Virginia Tech alumnus returns and tells his story of life change in the midst of tragedy, 38 years ago

Sarah Freyermuth

Nearly 38 years ago, as a politically active freshman at Virginia Tech, pastor Sandy Young was disturbed by painful images of students senselessly shot and killed on the campuses of Kent and Jackson State Universities.

Like many Virginia Tech students today, he wrestled with difficult questions in the midst of tragedy.

Then Sandy found himself in Burruss Hall, exactly like many students in 2007 heard Ravi Zacharias speak this October, listening to a well-known speaker talk about Jesus Christ.

And it changed his life.

Kent State Shootings

In May 1970, within less than two weeks, a total of 6 students were killed and over 20 were wounded when local authorities opened fire on groups of demonstrating students at Kent State and Jackson State.

If students like Sandy could be gunned down, couldn't the same happen to him?

"Seeing the images of students, bloodied in the street," Sandy says. "It affected everyone profusely."

Students around the country reacted in different ways. Many rioted. Sandy joined with others who were involved with more subversive activities.

"We thought we were going to bring in a new world order with true community and true peace. Then I realized that the problem was with the soul, not the political system."

The following fall, Andre Kole, Cru staff member and world-renowned illusionist, came to Virginia Tech.

"No one invited me," says Sandy. "I just walked in. He talked about things I had no knowledge about."

How the Change Began

Sandy left the event and, as a result, bought his first Bible.

After reading Ecclesiastes, his interest deepened in finding answers. He continued on and read through the Gospels.

Sandy knew instantly how he needed to respond. "I needed to do a 180 degree turn and come to Jesus."  That involved stopping drugs and other illegal activities.

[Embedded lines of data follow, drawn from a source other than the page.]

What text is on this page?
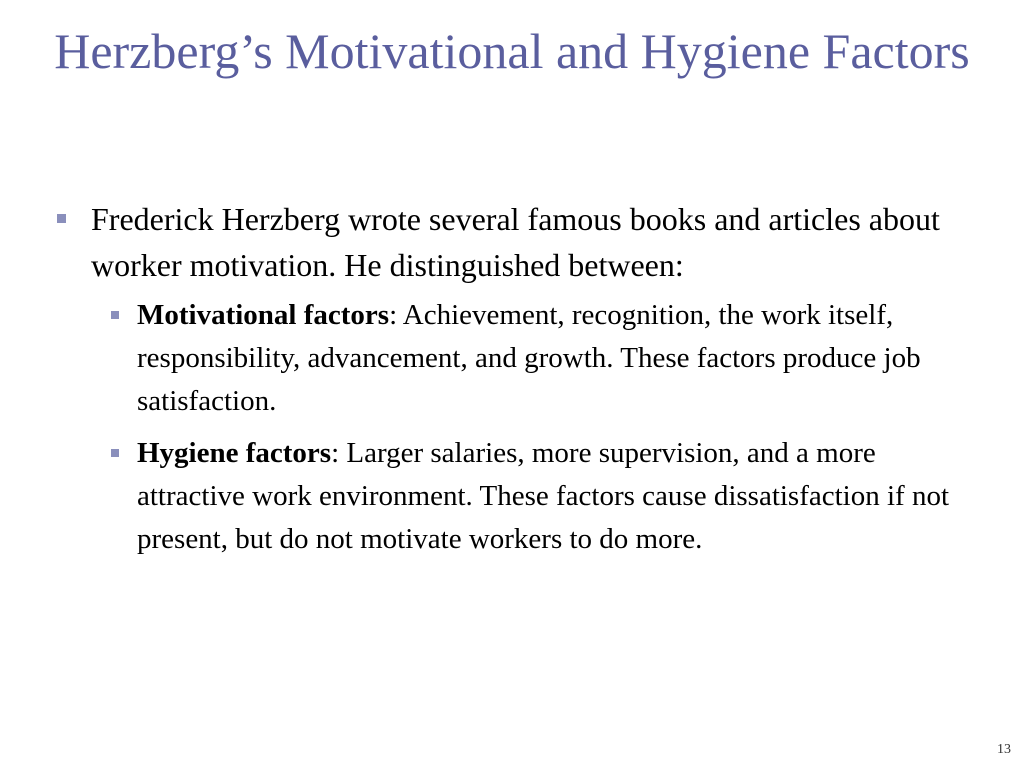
Herzberg’s Motivational and Hygiene Factors
Frederick Herzberg wrote several famous books and articles about worker motivation. He distinguished between:
Motivational factors: Achievement, recognition, the work itself, responsibility, advancement, and growth. These factors produce job satisfaction.
Hygiene factors: Larger salaries, more supervision, and a more attractive work environment. These factors cause dissatisfaction if not present, but do not motivate workers to do more.
13
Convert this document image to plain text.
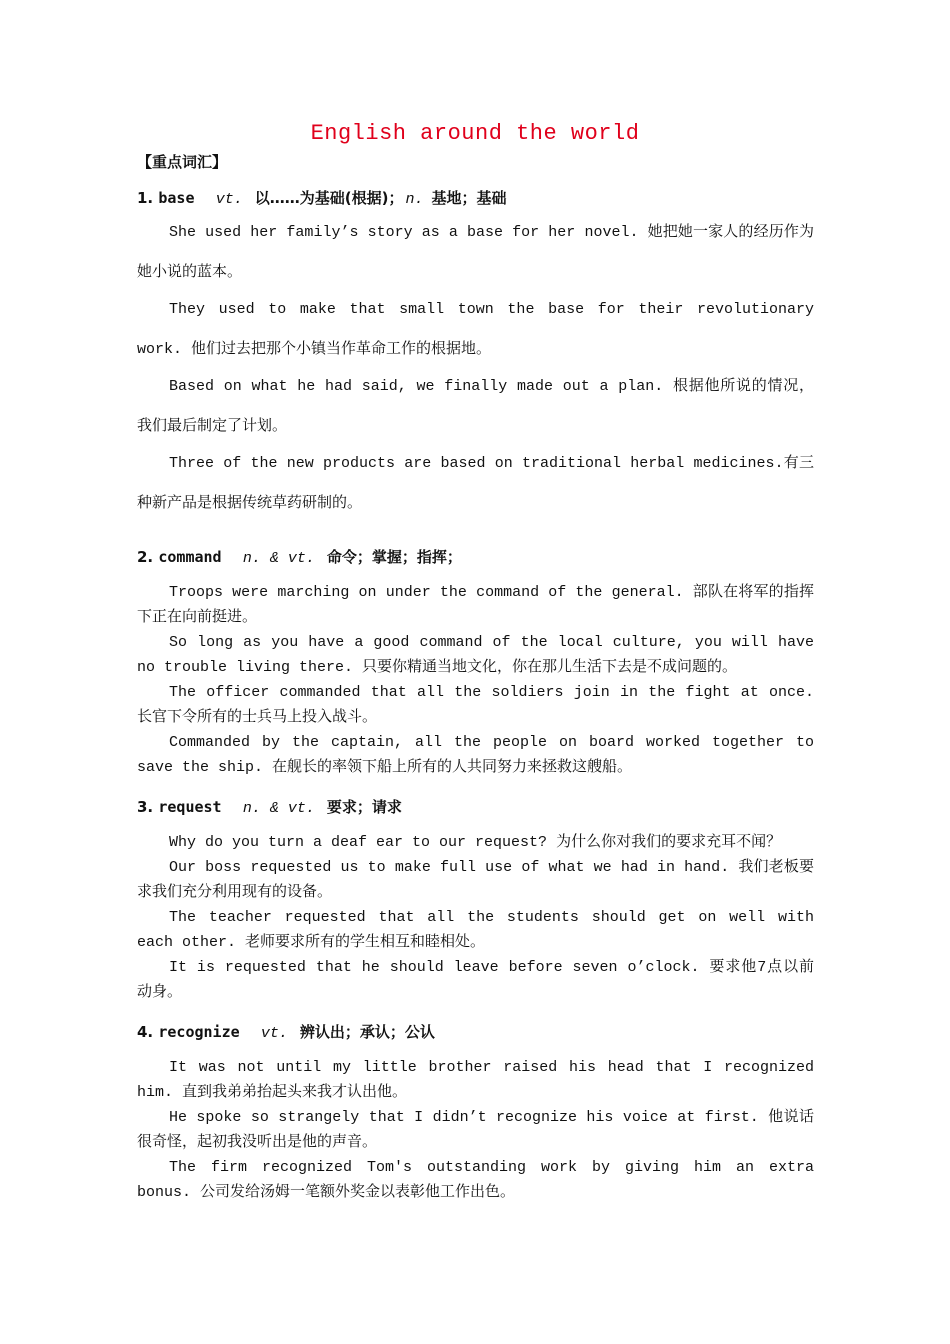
English around the world
【重点词汇】
1. base vt. 以……为基础(根据)； n. 基地；基础
She used her family’s story as a base for her novel. 她把她一家人的经历作为她小说的蓝本。
They used to make that small town the base for their revolutionary work. 他们过去把那个小镇当作革命工作的根据地。
Based on what he had said, we finally made out a plan. 根据他所说的情况，我们最后制定了计划。
Three of the new products are based on traditional herbal medicines.有三种新产品是根据传统草药研制的。
2. command n. & vt. 命令；掌握；指挥；
Troops were marching on under the command of the general. 部队在将军的指挥下正在向前挺进。
So long as you have a good command of the local culture, you will have no trouble living there. 只要你精通当地文化，你在那儿生活下去是不成问题的。
The officer commanded that all the soldiers join in the fight at once. 长官下令所有的士兵马上投入战斗。
Commanded by the captain, all the people on board worked together to save the ship. 在舰长的率领下船上所有的人共同努力来拯救这艘船。
3. request n. & vt. 要求；请求
Why do you turn a deaf ear to our request? 为什么你对我们的要求充耳不闻？
Our boss requested us to make full use of what we had in hand. 我们老板要求我们充分利用现有的设备。
The teacher requested that all the students should get on well with each other. 老师要求所有的学生相互和睦相处。
It is requested that he should leave before seven o’clock. 要求他7点以前动身。
4. recognize vt. 辨认出；承认；公认
It was not until my little brother raised his head that I recognized him. 直到我弟弟抬起头来我才认出他。
He spoke so strangely that I didn’t recognize his voice at first. 他说话很奇怪，起初我没听出是他的声音。
The firm recognized Tom's outstanding work by giving him an extra bonus. 公司发给汤姆一笔额外奖金以表彰他工作出色。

Over the next 2 years, Sandy became involved with Cru. He led a small group and helped with the worship team. After graduation, he went to seminary.

Sandy Went Full-Circle

Today, as pastor of one of the churches hosting the Ravi Zacharias event, he speaks to a community still wrestling with the hard questions. He introduced Ravi on Wednesday night.

"It's like full circle for me. I get to stand before a community that has been traumatized by death and upheaval and say that, when I was disillusioned and devastated by events, Christ changed my life. The answers they are looking for are in Him."